Posted on: September 2, 2025, 07:27h. 

Last updated on: September 2, 2025, 07:27h.

  • State lottery fined for syndicate-favoring raffle glitch.
  • Third major sanction hits Norsk Tipping in twelve months.
  • Monopoly model faces scrutiny after repeated compliance failures.

Norway’s gaffe-prone state lottery operator, Norsk Tipping, will face its third major sanction in less than a year after regulators found a long-running glitch inflated odds for players who pooled tickets at the expense of individual players.

Norsk Tipping, Norway lottery fine, Eurojackpot glitch, Lotto Supertrekning, Lottstift regulator
The Norsk Tipping logo featured on a lottery terminal, above. A bug in the operator’s raffle draws multiplied syndicate entries by group size, slashing solo players’ odds despite equal spending.
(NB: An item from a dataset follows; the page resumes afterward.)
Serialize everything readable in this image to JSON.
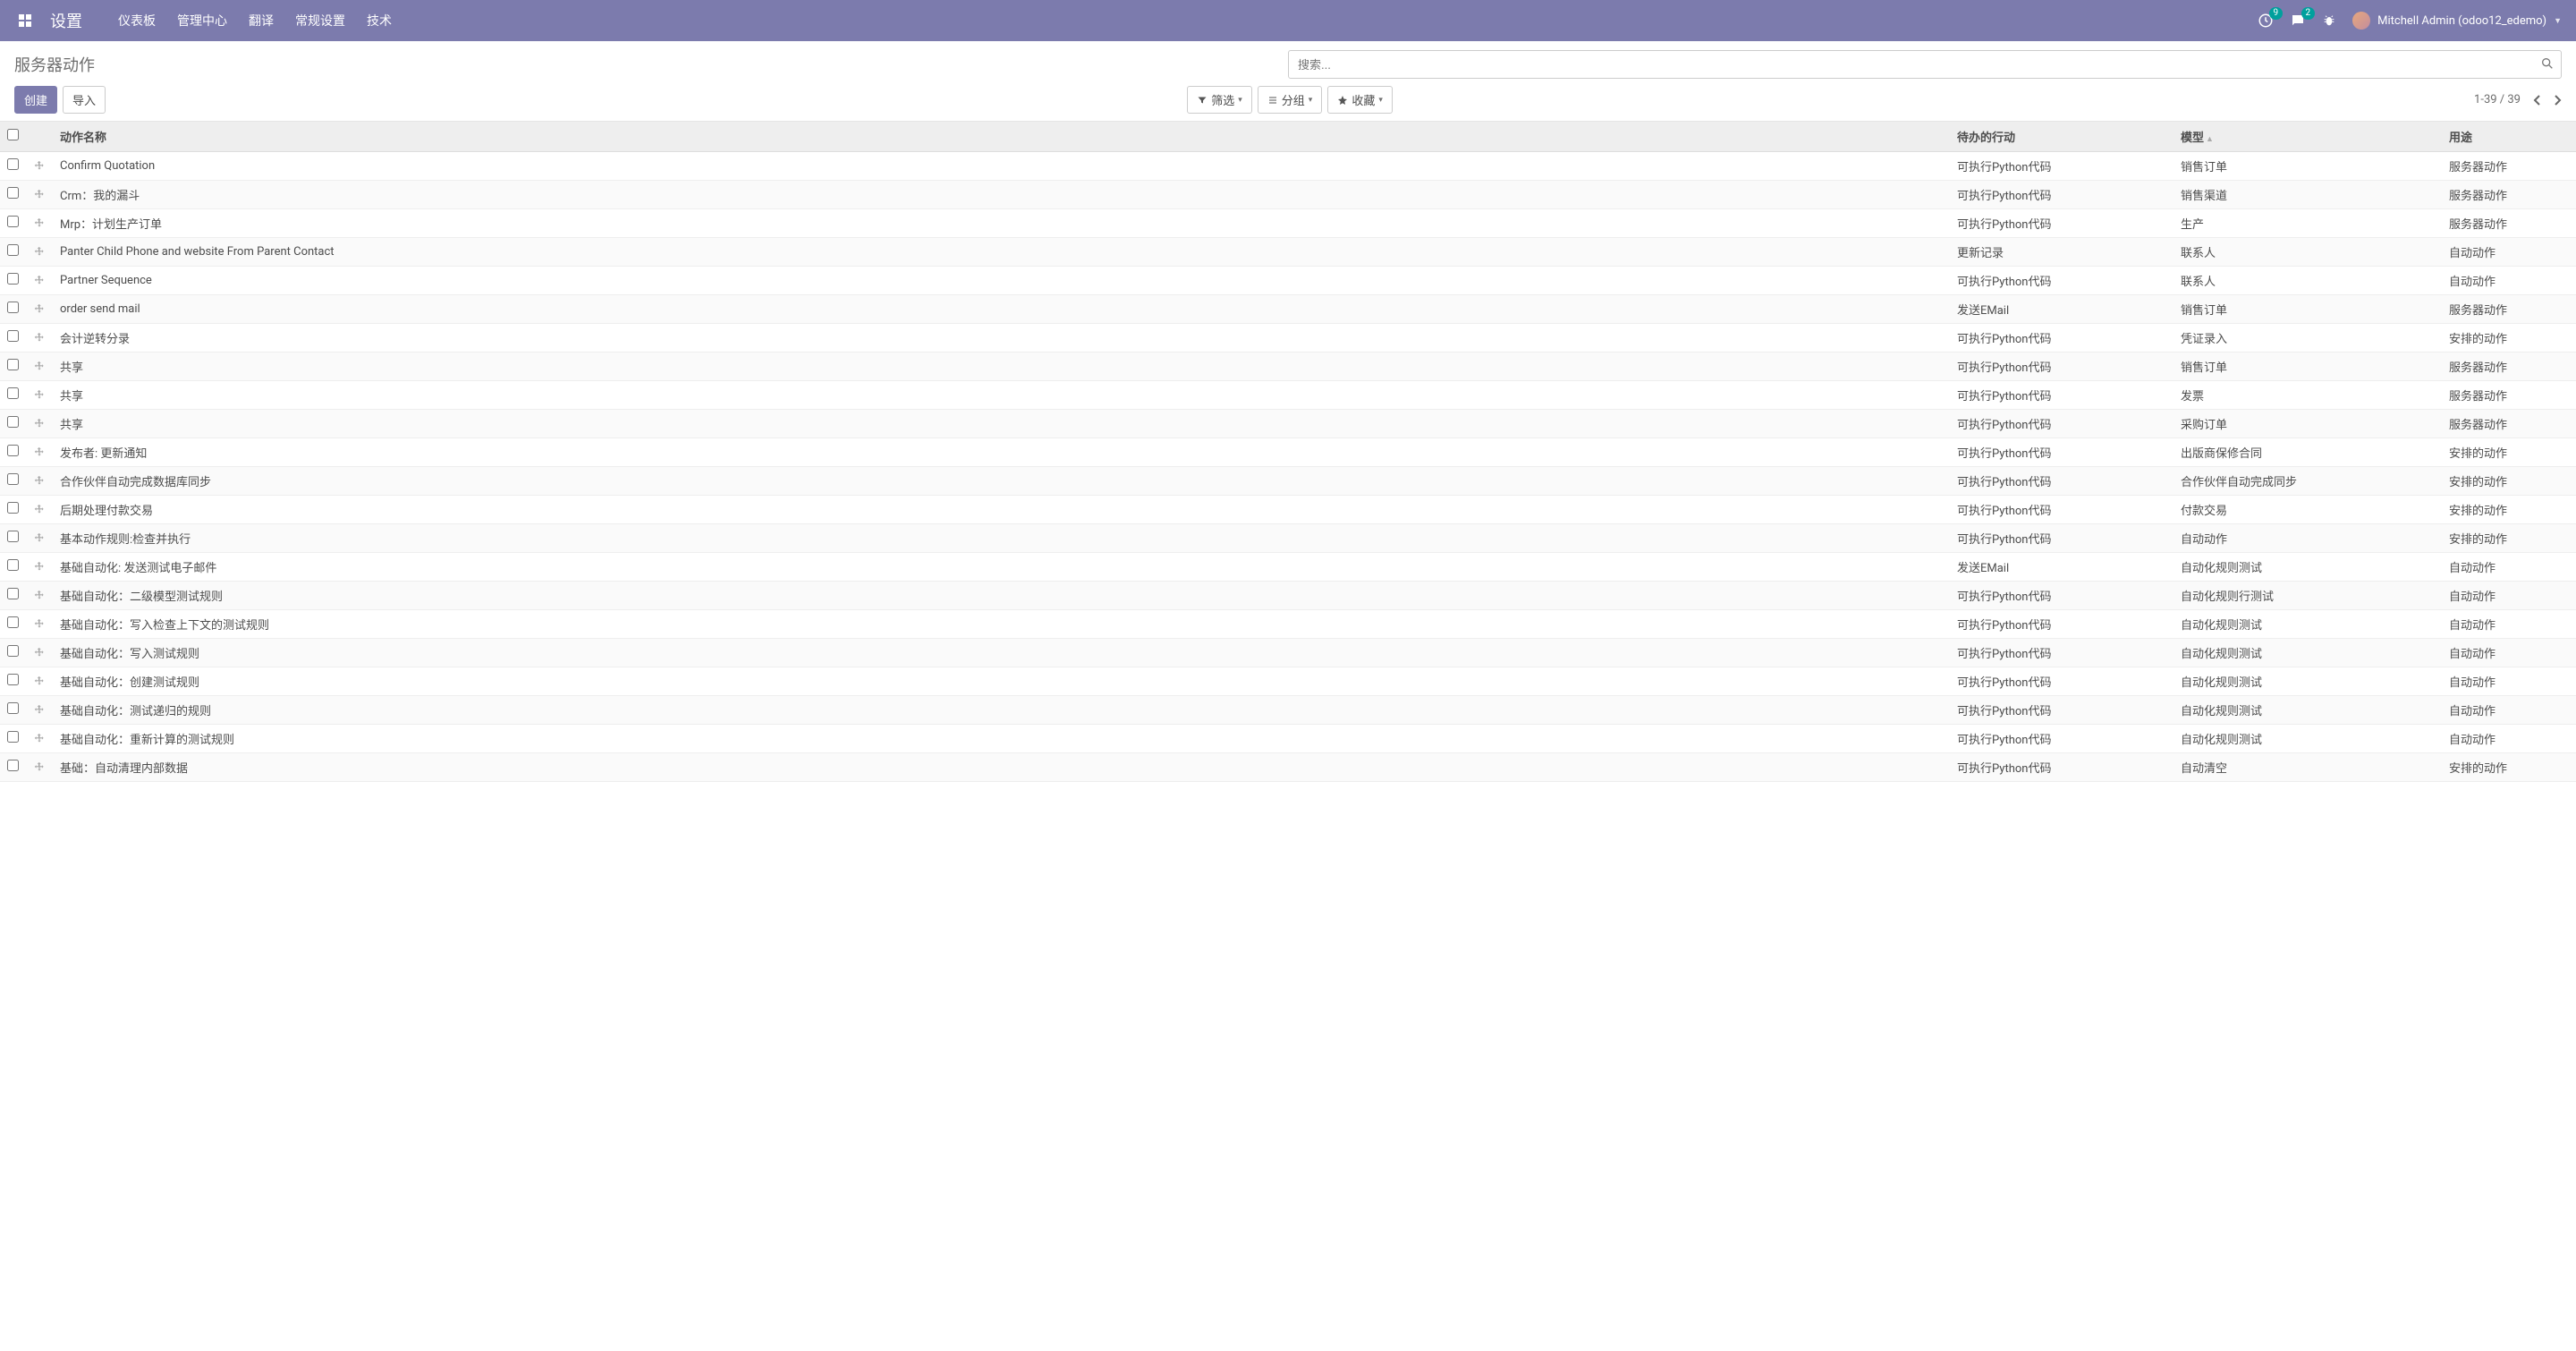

It’s the latest in a series of frankly bonkers mistakes by the state-owned company. (Image: Norsk Tipping)

The Lottery and Foundations Authority (Lottstift) fined the operator NOK 46 million (about US$4.6 million) on Monday for irregularities related to the Eurojackpot “extra” prize and Lotto “Supertrekning – raffle-style “tickets-in-the-hat” bonus draws that run alongside the core number games.

Lottery Bug

The bug counted entries for syndicate and group play incorrectly. Instead of giving one entry per syndicate (i.e., treating the syndicate as a single “player”), the system gave each member of the syndicate as many entries as the syndicate had lines.
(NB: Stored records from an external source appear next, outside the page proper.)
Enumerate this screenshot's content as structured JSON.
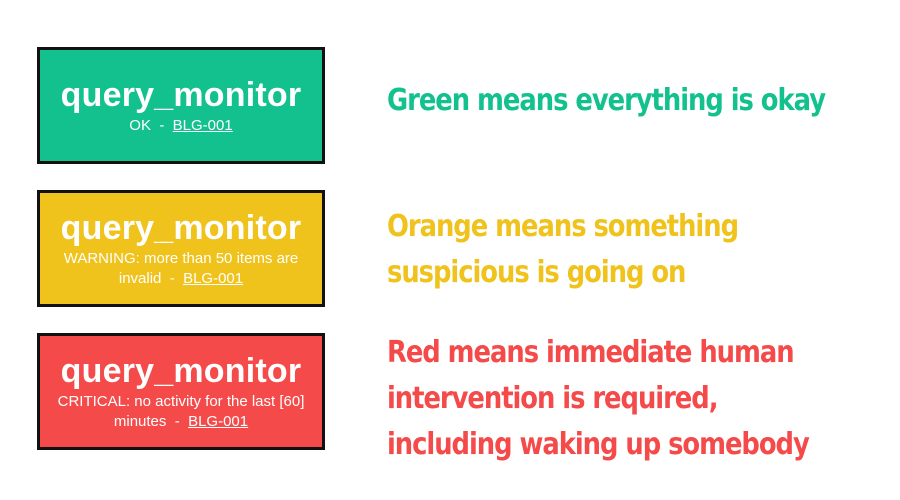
{
  "colors": {
    "ok": "#12c18e",
    "warning": "#f0c21c",
    "critical": "#f44a4a",
    "border": "#111111"
  },
  "cards": [
    {
      "title": "query_monitor",
      "status_text": "OK",
      "separator": "  -  ",
      "code": "BLG-001"
    },
    {
      "title": "query_monitor",
      "status_text": "WARNING: more than 50 items are invalid",
      "separator": "  -  ",
      "code": "BLG-001"
    },
    {
      "title": "query_monitor",
      "status_text": "CRITICAL: no activity for the last [60] minutes",
      "separator": "  -  ",
      "code": "BLG-001"
    }
  ],
  "captions": {
    "green": [
      "Green means everything is okay"
    ],
    "orange": [
      "Orange means something",
      "suspicious is going on"
    ],
    "red": [
      "Red means immediate human",
      "intervention is required,",
      "including waking up somebody"
    ]
  }
}
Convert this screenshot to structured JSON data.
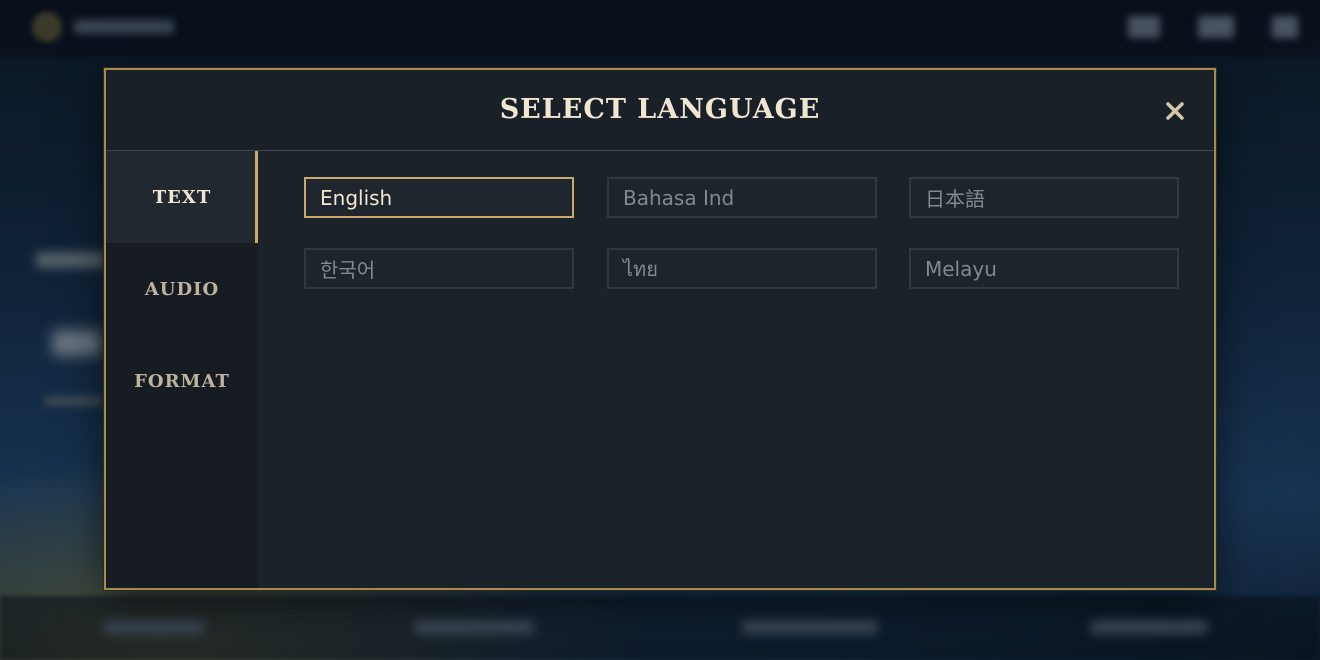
{
  "modal": {
    "title": "SELECT LANGUAGE",
    "close_icon": "close-icon"
  },
  "tabs": [
    {
      "label": "TEXT",
      "active": true
    },
    {
      "label": "AUDIO",
      "active": false
    },
    {
      "label": "FORMAT",
      "active": false
    }
  ],
  "languages": [
    {
      "label": "English",
      "selected": true
    },
    {
      "label": "Bahasa Ind",
      "selected": false
    },
    {
      "label": "日本語",
      "selected": false
    },
    {
      "label": "한국어",
      "selected": false
    },
    {
      "label": "ไทย",
      "selected": false
    },
    {
      "label": "Melayu",
      "selected": false
    }
  ],
  "colors": {
    "accent_gold": "#c8aa6e",
    "modal_border": "#a58b4f",
    "modal_bg": "#1b2128",
    "title_text": "#f0e6d2",
    "inactive_text": "#7f8a92"
  }
}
That means a 10-person syndicate that bought 100 lines effectively contributed 1,000 entries, massively boosting their odds versus a solo player. If both spent the same amount of money on 100 lines, the syndicate’s winning chance was inflated to 10 times higher than the solo’s

Essentially, the flaw gave group entries “more tickets in the hat” for the national prize.

Norsk Tipping acknowledged that the issue existed from 2021 and possibly earlier. Some Norwegian media outlets suggested the bug dated back to 2015.
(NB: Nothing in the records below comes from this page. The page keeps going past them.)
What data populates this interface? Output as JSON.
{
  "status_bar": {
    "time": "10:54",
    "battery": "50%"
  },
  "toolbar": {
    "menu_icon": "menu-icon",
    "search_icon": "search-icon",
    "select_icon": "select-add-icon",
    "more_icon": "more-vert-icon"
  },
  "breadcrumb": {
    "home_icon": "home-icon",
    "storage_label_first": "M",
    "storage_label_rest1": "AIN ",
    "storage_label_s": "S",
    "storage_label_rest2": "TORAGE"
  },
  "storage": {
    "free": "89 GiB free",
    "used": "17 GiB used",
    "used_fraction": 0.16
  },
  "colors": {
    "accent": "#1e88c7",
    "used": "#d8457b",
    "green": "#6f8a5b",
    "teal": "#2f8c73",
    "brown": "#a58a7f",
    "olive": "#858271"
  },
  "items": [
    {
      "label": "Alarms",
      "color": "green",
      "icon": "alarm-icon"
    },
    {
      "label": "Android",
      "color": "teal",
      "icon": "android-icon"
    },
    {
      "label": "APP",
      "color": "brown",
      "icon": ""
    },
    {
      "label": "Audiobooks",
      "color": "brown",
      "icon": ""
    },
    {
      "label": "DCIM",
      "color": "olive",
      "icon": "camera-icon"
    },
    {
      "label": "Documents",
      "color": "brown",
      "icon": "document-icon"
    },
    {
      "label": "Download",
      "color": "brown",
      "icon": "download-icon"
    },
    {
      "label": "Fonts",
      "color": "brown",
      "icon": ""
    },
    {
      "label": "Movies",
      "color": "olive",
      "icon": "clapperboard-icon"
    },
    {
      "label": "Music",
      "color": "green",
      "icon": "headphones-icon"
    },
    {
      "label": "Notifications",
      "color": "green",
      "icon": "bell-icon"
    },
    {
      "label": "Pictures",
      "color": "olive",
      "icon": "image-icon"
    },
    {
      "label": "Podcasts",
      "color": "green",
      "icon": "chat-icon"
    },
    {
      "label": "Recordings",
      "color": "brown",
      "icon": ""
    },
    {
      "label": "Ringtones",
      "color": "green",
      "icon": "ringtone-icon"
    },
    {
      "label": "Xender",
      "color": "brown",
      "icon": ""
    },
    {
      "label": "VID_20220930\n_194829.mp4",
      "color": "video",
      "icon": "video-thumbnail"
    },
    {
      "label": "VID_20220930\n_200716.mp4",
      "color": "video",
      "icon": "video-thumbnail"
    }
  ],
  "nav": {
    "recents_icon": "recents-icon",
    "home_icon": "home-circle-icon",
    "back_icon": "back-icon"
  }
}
Monday’s decision is the third sanction in under a year for the hapless operator. In March, regulators ordered it to pay NOK 36 million (US$3.5 million) after iOS app users were unable to self-exclude for four months, a core safeguard under Norwegian law.

It also paid a NOK 4.5 million ($US450,000) penalty linked to a mistaken NOK 25 million (US$4 million) payout in an online casino game.

Inflated Jackpots

In June, Norsk Tipping CEO Tonje Sagstuen, a former Olympic handball silver medalist, resigned after around 47,000 Norwegians were mistakenly informed via SMS they had won life-changing jackpots after another technical error multiplied their real winnings by 10,000.

Norsk Tipping explained that it receives the prize amounts for the Eurojackpot lottery from organizers in Germany. These are reported in eurocents, so a €10 win is given as 1,000 eurocents.

In error, the operator multiplied this number by 100 instead of dividing by 100. This turned 1,000 eurocents into €100,000 – 10,000 times greater than the actual prize.

The prize amounts were then converted into Norwegian krone and temporarily delirious winners were informed of their falsely inflated jackpots.

“It was a fun minute,” one told the Norwegian Broadcasting Corporation (NRK).